You know how it is, you are finishing up reading a book and it hits you: “What am I going to read next?!” And it’s not that you don’t have other things to read, it’s that you have too much to read. Maybe you have piles of books on the floor, by your bed, basically on every flat surface in your home. How do you pick? Ok, this may not be a problem for everyone, but it’s a big problem for me. I can spend days paralyzed by indecision trying to figure out what I’m in the mood for, what I should be in the mood for. I am riffing on this theme because I’m in that place again? I’ve finished a book (this one in fact) and I’m on the horns of The Dilemma. So I thought it would be fun–and very helpful–if I let all of you decide what I’d read next. Take a look at the possibilities below then vote on which one you think I should read and I will read it (and of course review it here).
Candidate #1
Let Our Fame Be Great: Journeys among the Defiant People of the Caucasus by Oliver Bullough.

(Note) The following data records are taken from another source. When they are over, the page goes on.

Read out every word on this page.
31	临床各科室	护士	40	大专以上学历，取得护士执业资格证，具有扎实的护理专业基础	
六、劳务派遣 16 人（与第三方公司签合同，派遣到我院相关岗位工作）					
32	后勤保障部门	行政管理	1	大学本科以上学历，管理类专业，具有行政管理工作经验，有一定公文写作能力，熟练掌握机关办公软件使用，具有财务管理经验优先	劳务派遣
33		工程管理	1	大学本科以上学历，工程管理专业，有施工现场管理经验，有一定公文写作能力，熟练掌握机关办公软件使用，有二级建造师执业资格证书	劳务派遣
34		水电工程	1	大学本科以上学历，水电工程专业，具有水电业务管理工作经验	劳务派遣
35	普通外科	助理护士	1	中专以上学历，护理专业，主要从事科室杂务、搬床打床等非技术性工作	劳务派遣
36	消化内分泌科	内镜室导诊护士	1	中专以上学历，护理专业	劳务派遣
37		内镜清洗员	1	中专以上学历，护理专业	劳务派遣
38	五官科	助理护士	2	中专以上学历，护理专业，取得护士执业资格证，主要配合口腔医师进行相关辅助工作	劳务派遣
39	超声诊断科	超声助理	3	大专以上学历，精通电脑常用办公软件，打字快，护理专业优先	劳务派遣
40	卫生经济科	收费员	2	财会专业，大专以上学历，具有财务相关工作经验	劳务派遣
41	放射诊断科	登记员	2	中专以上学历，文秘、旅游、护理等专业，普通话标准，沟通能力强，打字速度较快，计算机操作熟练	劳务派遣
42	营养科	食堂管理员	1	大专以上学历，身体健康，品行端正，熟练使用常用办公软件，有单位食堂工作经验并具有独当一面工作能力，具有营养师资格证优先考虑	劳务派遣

“Two centuries ago, the Russians pushed out of the cold north towards the Caucasus Mountains, the range that blocked their access to Georgia, Turkey, Persia and India. The Caucasus had to be conquered and, for the highlanders, life would never be the same again. This title features author’s journeys who intended to hear the stories of the conquest.” GoodReads
This one makes the list largely because my favorite part of Catherine the Great was reading about all the tribes running around Russia; my curiosity was piqued.
Candidate #2
Child of Vengeance by David Kirk
“Japan in the late 16th century was a land in turmoil. Lords of the great clans schemed against each other, served by aristocratic samurai bound to them by a rigid code of honor. Bennosuke is a high-born but lonely teenager living in his ancestral village. His mother died when he was a young boy, and his powerful warrior father Munisai has abandoned him for a life of service to his Lord, Shinmei. Bennosuke has been raised by his uncle Dorinbo, a monk who urges the boy to forgo the violence of the samurai and embrace the contemplative life. But Bennosuke worships his absent father, and when Munisai returns, gravely injured, Bennosuke is forced to confront truths about his family’s history and his own place in it.” GoodReads
Because Samurai! Ok, ever since I read James Clavel’s Shogun when I was ten I have been mildly obsessed with Waring States era Japan. Plus, Kirk recently completed the sequel to this book, Sword of Honor, so this one has the potential to spare me The Dilemma for awhile.
Candidate #3
Trinity Six by Charles Cummings
“London, 1992. Late one night, Edward Crane, 76, is declared dead at a London hospital. An obituary describes him only as a ‘resourceful career diplomat’. But Crane was much more than that – and the circumstances surrounding his death are far from what they seem.
Fifteen years later, academic Sam Gaddis needs money. When a journalist friend asks for his help researching a possible sixth member of the notorious Trinity spy ring, Gaddis knows that she’s onto a story that could turn his fortunes around. But within hours the journalist is dead, apparently from a heart attack.” GoodReads
I love espionage anything. Fiction or non-fiction it doesn’t matter. What attracted me to this one was its mix of past and present espionage–kind of cool.